The $3.6 billion budget hole, which includes $2.8 billion from falling revenues, equals 11 percent of the original 2008-2009 budget.

Corzine, who took $125 million from the disability fund in his first two budgets, is eyeing it again to help close the gap.

Senate Majority Leader Stephen Sweeney (D., Gloucester) has proposed a bill aimed at barring raids on worker benefit programs. But he was sympathetic to Corzine's plight.

"It's something I really don't want to do, but there's not a whole lot of options," Sweeney said.

The disability program pays up to 26 weeks of benefits for people who can't work. It pays up to two-thirds of a person's salary, with a maximum of $546 per week.

After the latest withdrawal, the disability fund would be left with about $250 million at the end of the fiscal year. Last year it paid $462 million in benefits and collected $594 million in taxes and other fees, according to Kevin Smith, a spokesman for the Department of Labor.

Companies pay in, as do workers, who contribute a maximum of $144.50 per year from their paychecks.
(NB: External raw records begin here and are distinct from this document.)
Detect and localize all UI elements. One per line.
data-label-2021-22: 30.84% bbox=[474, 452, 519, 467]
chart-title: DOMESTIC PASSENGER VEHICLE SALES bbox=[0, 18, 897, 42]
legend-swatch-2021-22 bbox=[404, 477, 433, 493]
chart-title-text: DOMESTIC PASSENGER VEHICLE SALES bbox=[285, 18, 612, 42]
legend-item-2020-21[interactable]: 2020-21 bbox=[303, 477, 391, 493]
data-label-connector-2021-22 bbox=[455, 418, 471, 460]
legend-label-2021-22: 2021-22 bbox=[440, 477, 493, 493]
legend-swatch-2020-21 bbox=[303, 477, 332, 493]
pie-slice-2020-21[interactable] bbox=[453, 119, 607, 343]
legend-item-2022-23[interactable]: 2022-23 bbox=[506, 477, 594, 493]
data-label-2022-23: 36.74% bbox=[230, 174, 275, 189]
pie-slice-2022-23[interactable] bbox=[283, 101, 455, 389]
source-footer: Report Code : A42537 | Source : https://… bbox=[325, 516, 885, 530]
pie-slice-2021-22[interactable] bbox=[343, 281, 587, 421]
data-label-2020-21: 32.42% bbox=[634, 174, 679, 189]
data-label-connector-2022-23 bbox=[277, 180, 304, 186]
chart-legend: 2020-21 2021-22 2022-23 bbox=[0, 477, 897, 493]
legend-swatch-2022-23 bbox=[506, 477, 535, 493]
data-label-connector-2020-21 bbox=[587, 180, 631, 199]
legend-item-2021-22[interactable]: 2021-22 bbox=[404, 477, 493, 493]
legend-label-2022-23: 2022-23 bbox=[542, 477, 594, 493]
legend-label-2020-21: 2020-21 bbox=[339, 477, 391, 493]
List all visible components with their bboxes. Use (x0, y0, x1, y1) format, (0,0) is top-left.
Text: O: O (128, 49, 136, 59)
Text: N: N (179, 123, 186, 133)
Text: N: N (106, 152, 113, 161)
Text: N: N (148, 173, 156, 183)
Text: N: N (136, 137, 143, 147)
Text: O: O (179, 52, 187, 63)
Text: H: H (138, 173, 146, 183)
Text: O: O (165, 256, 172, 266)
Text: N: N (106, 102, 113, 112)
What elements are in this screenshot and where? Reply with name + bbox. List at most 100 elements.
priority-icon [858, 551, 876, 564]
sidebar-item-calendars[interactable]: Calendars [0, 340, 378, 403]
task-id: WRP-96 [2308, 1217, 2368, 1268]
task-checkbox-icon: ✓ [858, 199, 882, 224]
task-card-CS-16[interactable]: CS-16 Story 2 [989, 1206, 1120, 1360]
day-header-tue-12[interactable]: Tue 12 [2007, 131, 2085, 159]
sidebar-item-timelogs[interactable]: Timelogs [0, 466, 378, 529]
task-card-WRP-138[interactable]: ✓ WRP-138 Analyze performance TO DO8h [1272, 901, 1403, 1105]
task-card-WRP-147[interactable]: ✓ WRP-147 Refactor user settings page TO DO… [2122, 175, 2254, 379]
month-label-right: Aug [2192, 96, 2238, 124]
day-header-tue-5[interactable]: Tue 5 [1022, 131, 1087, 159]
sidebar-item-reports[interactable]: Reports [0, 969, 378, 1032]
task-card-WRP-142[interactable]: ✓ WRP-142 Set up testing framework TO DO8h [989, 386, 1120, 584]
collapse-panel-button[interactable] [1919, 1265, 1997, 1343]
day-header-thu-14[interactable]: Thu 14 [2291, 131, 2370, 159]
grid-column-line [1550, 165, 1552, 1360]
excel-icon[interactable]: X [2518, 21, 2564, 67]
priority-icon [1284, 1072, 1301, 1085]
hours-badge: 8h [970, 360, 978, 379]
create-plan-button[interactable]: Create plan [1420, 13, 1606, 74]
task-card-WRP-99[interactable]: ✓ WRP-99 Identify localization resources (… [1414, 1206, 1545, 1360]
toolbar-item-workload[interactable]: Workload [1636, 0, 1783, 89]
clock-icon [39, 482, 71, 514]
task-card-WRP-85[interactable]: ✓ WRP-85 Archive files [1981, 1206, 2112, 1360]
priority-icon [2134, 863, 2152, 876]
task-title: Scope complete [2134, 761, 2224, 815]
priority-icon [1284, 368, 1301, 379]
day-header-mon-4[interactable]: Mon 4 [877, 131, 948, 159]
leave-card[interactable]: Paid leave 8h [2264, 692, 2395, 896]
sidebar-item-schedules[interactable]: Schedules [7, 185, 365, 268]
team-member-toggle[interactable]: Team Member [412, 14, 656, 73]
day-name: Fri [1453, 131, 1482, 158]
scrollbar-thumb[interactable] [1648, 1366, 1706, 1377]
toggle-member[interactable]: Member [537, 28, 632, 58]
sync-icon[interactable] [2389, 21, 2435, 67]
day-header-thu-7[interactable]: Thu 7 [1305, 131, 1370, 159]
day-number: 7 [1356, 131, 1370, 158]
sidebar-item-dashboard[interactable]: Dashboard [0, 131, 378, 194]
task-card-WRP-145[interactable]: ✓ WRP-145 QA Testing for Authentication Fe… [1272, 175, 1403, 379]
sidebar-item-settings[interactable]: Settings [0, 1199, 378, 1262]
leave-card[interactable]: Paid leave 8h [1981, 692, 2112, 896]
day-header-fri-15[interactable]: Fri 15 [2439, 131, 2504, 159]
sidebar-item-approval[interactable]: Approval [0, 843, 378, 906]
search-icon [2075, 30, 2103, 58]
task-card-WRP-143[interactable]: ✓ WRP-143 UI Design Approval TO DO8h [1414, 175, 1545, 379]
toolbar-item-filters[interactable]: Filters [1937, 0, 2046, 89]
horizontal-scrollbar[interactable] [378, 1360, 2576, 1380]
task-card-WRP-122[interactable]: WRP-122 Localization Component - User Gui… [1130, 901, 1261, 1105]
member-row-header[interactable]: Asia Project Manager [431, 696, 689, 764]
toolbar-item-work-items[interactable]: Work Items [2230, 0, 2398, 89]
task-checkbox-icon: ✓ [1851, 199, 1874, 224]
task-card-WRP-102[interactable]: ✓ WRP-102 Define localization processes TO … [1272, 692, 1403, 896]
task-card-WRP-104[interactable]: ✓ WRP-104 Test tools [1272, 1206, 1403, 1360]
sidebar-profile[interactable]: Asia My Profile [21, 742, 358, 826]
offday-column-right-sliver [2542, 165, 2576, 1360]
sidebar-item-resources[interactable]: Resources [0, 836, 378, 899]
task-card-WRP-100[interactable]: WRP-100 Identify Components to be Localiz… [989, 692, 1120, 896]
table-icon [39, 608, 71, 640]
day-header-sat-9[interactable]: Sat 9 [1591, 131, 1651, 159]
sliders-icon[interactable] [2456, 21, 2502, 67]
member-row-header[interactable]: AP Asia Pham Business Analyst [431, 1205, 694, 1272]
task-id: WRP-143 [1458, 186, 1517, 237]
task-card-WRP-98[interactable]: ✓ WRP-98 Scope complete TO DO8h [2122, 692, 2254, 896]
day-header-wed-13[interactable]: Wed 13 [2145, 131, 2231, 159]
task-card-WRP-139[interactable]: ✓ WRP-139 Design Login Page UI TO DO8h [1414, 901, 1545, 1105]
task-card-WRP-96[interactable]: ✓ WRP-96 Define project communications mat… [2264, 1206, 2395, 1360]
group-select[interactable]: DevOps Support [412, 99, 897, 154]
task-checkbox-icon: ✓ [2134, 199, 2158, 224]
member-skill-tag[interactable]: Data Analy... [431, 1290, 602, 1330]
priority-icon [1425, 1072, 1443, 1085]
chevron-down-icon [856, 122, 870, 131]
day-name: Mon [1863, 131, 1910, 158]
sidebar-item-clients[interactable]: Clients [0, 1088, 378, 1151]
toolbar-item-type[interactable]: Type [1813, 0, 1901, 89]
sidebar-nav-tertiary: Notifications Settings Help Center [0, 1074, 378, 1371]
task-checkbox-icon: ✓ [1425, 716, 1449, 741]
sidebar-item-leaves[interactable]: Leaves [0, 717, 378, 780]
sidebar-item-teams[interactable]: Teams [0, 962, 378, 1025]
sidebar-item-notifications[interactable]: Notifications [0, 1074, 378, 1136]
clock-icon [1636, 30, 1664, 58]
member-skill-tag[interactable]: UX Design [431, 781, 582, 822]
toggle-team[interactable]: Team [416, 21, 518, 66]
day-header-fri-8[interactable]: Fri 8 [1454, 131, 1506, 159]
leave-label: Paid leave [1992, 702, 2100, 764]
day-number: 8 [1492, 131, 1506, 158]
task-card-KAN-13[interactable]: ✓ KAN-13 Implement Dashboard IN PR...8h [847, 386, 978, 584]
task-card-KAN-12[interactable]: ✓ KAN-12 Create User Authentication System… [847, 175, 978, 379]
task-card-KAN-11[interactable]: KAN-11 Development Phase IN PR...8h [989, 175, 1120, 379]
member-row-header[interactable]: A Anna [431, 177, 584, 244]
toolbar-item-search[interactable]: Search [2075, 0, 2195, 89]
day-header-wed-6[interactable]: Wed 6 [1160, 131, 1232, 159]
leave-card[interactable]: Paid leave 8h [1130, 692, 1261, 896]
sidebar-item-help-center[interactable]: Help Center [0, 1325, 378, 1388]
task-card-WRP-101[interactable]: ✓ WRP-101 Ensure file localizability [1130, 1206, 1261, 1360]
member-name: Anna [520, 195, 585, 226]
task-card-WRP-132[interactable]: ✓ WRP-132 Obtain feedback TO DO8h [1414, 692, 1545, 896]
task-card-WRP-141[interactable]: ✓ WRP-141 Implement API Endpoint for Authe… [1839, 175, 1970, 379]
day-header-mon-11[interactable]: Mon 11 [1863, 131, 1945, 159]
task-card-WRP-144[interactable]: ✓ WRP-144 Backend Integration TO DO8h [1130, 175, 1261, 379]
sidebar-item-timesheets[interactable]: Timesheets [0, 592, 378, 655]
Like the unemployment fund, taxes could rise if the reserve sinks too low.

"We don't expect the fund to fall that low with this transfer," Smith said. He added that while unemployment claims spike during bad economic times, the disability claims remain fairly steady.

Speaking in general about the money being withdrawn from various funds, Treasurer David Rousseau said Tuesday, "The core missions of these programs wouldn't be hindered."

Republicans, however, argue that Corzine should have cut more spending rather than tapping surpluses. They recommended cuts that focus largely on reducing aid to cities and urban schools.

Asked about pulling from the disability program again, Malone said, "If we don't stop doing these things and if we don't learn from our lessons, we're going to be in a world of hurt."